하둡, 스파크 코인 데이터 수집하기(1)

데이터 엔지니어( 실습 정리 )

하둡, 스파크 코인 데이터 수집하기(1)

세용용용용 2023. 8. 9. 17:43

우분투에서 시간을 먼저 변경해준다( 데이터 수집 시간 데이터를 수집하기 위해)

1. 현재 시간과 날짜 표시

timedatectl >>> 역시나 서울로 안되있음 서울로 바꿔줘야됨

2. sudo timedatectl set-timezone "Asia/Seoul" >>> 서울로 바꿔주자

3. 변경후 timedatectl로 바뀌었는지 확인해주며됨

데이터 수집 py파일을 만들어준다

vim first_coin.py

from pyspark.sql import SparkSession
from pyspark.sql.functions import current_timestamp, year, month, dayofmonth, hour, minute
import requests

# 스파크 세션 생성
spark = SparkSession.builder \
    .master("yarn") \
    .appName("Bithumb API to CSV") \
    .getOrCreate()

# API URL
api_url = "https://api.bithumb.com/public/ticker/ALL_"

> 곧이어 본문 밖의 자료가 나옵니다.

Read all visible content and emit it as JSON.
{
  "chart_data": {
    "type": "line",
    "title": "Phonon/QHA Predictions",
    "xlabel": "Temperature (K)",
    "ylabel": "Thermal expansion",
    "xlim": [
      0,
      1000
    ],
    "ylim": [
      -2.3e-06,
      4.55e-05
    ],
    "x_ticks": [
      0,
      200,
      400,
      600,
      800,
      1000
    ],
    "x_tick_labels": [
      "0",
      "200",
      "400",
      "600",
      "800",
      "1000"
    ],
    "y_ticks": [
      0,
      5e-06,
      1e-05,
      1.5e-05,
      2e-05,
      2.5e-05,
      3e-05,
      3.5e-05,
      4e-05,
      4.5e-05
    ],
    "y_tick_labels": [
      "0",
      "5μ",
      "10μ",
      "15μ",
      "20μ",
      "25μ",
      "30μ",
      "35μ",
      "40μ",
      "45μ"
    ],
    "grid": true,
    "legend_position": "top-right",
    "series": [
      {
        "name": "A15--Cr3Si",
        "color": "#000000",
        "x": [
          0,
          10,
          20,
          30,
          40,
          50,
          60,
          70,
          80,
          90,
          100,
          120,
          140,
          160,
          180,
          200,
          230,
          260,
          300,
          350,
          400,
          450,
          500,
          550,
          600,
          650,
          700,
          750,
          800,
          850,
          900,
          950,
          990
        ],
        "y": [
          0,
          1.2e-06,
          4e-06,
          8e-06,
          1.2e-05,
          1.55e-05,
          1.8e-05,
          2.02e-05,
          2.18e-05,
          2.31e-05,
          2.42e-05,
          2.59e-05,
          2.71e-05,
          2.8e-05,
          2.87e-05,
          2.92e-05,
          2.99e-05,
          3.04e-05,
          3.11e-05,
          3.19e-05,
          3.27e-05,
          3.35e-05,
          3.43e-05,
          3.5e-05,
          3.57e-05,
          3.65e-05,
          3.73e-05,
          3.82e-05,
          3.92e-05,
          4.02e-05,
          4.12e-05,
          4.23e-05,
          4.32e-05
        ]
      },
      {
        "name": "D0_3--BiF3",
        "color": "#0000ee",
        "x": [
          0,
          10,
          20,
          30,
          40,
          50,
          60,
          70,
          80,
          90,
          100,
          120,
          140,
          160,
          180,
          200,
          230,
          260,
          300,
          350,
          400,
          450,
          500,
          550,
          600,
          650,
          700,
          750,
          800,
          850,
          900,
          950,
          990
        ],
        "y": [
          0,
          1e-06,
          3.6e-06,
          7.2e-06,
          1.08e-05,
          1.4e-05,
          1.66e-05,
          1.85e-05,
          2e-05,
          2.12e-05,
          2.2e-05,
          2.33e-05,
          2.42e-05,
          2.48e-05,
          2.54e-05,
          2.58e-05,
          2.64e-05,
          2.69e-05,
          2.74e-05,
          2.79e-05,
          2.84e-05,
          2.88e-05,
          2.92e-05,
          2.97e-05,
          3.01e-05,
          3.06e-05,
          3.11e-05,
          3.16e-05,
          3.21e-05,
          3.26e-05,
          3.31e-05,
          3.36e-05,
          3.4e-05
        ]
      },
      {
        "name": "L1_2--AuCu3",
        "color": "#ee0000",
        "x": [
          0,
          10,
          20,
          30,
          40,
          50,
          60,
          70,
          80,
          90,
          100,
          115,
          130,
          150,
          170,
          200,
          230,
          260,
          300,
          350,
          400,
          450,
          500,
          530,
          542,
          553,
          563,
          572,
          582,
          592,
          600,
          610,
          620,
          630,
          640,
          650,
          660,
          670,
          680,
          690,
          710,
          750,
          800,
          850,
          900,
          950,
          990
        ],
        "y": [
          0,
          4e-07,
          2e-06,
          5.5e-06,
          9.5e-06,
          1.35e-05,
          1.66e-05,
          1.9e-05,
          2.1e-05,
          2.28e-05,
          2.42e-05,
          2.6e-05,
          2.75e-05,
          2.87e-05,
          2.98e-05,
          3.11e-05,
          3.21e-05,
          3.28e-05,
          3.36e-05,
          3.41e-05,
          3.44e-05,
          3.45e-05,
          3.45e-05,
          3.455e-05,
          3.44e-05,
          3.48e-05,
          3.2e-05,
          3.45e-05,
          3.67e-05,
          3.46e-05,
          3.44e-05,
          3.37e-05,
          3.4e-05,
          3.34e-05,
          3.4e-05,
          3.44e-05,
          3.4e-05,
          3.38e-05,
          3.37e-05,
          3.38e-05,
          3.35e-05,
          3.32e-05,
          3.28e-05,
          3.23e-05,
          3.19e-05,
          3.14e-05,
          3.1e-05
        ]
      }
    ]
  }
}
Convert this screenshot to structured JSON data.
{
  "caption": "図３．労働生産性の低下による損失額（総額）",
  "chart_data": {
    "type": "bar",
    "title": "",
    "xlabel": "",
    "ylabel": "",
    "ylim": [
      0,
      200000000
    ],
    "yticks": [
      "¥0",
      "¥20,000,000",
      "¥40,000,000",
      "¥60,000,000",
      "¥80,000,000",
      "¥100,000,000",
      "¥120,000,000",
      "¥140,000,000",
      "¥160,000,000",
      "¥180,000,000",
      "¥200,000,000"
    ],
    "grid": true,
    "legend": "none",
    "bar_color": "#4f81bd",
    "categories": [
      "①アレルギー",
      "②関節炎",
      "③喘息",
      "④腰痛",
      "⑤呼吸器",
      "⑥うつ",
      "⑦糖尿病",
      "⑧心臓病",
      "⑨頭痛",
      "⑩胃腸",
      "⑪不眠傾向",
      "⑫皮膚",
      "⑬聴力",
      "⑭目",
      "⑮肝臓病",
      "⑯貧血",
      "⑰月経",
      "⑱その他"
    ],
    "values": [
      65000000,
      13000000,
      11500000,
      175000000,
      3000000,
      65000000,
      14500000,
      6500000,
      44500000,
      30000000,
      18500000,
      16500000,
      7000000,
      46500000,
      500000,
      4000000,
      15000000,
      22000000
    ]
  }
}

# API 데이터 요청 및 JSON 데이터 추출
response = requests.get(api_url)
data = response.json()

# data 필드에서 코인 정보 추출
coin_data = data.get("data")

# "date" 필드 제외
coin_data.pop("date", None)

# 코인 정보를 RDD로 변환
coin_rdd = spark.sparkContext.parallelize(coin_data.items())

# RDD를 DataFrame으로 변환
coin_df = coin_rdd.toDF(["Coin", "Info"])

# Info 필드를 JSON 형태의 컬럼들로 분리
for field in ["opening_price", "closing_price", "min_price", "max_price", "units_traded",
              "acc_trade_value", "prev_closing_price", "units_traded_24H", "acc_trade_value_24H"]:
    coin_df = coin_df.withColumn(field, coin_df["Info"][field])

# 불필요한 컬럼 제거
coin_df = coin_df.drop("Info", "fluctuate_24H", "fluctuate_rate_24H")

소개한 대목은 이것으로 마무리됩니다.